The concept of a 'FMC reporting entity' is broader than the definition of an 'issuer'.
It includes most businesses who were 'issuers' previously, as well as most market service licence holders under the Financial Markets Supervisors Act and FMC Act.
It does not include - brokers, QFEs, financial advisers, licensed auditors and audit firms, licensed independent trustees, retirement village operators or certain closely-held equity issuers.
FMC reporting entity types
|Issuers of financial products under regulated offers||
Those who make regulated offers under the FMC Act - except closely-held companies that are only FMC reporting entities as equity issuers
Market services licensees (except independent trustees of restricted schemes)
|MIS managers, DIMS providers, derivatives issuers, providers of peer-to-peer lending and crowdfunding service providers|
|Licensed supervisors||Under the Financial Markets Supervisors Act 2011|
|Listed issuers||Those listed on a market licensed under the FMC Act|
|Operators of licensed markets||Except overseas-regulated markets|
|Recipients of money from conduit issuers||Recipients of funds from regulated offers under the FMC Act|
|Registered banks||Under the Reserve Bank of New Zealand Act 1989|
|Licensed insurers||Under the Insurance (Prudential Supervision) Act 2010|
|Credit unions||Under the Friendly Societies and Credit Unions Act 1982|
|Building societies||Under the Building Societies Act 1965|
|People specified in regulations under clause 27A of Schedule 1 of the FMC Act||People that have gained more than 50 shareholders through small offers under Schedule 1 of the FMC Act|
We cannot exempt businesses from being a FMC reporting entity, but we can vary their reporting obligations using our exemption and public accountability designation power. See our exemptions section for more details.
If an issuer makes a regulated offer of equity securities that are voting products, they are not an FMC reporting entity if they have:
Instead the obligations in the Companies Act 1993 apply.
Note: 'voting products' is a defined term and includes ordinary shares and certain products that are convertible to ordinary shares.
This means issuers of non-voting equity products won’t be able to take advantage of the statutory exemption under the FMC Act, even if they were able to use it under the Financial Reporting Act 1993.
The 50-shareholder or parcels-of-shares rules are consistent with the Takeovers Code. The Takeovers Panel’s Guidance Note on Small Code Companies is useful to help how to count shareholders for this purpose.
There are exclusions under Schedule 1 of the FMC Act that allow some offers to be made without having to provide all the usual documentation required, ie product disclosure statements.
One of those exclusions is for small personal offers of debt and equity - see clause 12 of Schedule 1. It allows you to make small offers over a 12-month period that can, in total, involve up to 20 investors and raise up to $2 million without having to produce full documentation. Any offer that would result in you exceeding either or both those limits requires full documentation under part 3 of the FMC Act.

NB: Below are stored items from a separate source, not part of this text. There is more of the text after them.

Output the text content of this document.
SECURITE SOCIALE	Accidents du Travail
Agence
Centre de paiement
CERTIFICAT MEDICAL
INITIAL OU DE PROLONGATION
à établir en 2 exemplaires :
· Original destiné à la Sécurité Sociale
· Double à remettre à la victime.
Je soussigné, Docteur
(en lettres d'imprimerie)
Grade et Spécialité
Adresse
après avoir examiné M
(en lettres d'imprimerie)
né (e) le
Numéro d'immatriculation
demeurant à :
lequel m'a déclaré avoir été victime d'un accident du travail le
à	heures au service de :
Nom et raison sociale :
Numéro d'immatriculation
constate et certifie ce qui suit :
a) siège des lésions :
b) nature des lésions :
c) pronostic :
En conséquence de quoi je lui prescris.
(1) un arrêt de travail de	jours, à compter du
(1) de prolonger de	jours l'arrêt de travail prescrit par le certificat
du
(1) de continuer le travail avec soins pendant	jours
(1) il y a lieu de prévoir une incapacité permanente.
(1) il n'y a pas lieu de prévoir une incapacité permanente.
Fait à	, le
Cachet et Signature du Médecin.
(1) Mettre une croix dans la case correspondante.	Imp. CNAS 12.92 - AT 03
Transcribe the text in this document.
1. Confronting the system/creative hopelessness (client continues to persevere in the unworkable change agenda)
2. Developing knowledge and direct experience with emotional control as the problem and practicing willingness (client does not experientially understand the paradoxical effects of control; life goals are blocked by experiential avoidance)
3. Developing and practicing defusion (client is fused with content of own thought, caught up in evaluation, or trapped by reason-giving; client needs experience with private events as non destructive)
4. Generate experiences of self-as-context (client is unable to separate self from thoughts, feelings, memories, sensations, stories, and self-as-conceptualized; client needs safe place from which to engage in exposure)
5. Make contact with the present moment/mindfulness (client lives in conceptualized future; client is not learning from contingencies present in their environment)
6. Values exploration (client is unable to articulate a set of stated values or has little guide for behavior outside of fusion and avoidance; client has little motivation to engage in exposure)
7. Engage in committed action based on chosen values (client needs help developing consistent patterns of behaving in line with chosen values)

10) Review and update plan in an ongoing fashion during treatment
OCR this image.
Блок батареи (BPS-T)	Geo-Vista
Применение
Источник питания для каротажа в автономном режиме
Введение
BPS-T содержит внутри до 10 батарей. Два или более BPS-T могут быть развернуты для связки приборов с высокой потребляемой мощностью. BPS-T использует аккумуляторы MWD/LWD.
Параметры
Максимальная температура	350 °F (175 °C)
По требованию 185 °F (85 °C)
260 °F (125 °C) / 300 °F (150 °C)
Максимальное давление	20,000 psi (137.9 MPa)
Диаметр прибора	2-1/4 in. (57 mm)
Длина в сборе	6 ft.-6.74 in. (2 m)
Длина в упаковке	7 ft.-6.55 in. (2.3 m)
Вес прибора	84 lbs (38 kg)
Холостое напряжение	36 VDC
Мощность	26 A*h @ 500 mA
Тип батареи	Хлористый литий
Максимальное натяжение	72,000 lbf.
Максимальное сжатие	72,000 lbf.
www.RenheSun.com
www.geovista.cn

If, over several 12-month periods, you gain more than 50 shareholders from small offers, you'll become a FMC reporting entity.
Companies that raise capital through a licensed crowdfunding platform, relying on clause 6 of Schedule 1, are not considered FMC reporting entities. This is because the offer is not considered a ‘regulated offer’ under the FMC Act. Therefore, these companies will be subject to the financial reporting requirements under the Companies Act 1993.
Under Schedule 3 of the FMC Act we are allowed to approve single-person self-managed superannuation schemes that meet certain criteria (Schedule 3 Schemes).
These schemes are not FMC reporting entities therefore Part 7 does not apply. However, regulation 113 of the FMC Regulations requires these schemes to prepare financial statements that comply with generally accepted accounting practice and send a copy of these to the FMA.
To comply with this, we believe that NZ IAS 26 still applies including paragraph 1.5. Accordingly, we accept special purpose financial statements. The exact content of these is not prescribed and therefore is at the discretion of the trustees. We suggest special purpose financial statements include a profit and loss, balance sheet and cash flow statement, as well as appropriate accounting policies and notes that reflect the investments of the scheme.
Retirement village operators are not FMC reporting entities. The financial reporting obligations for retirement villages can be found in the Retirement Villages Act 2003.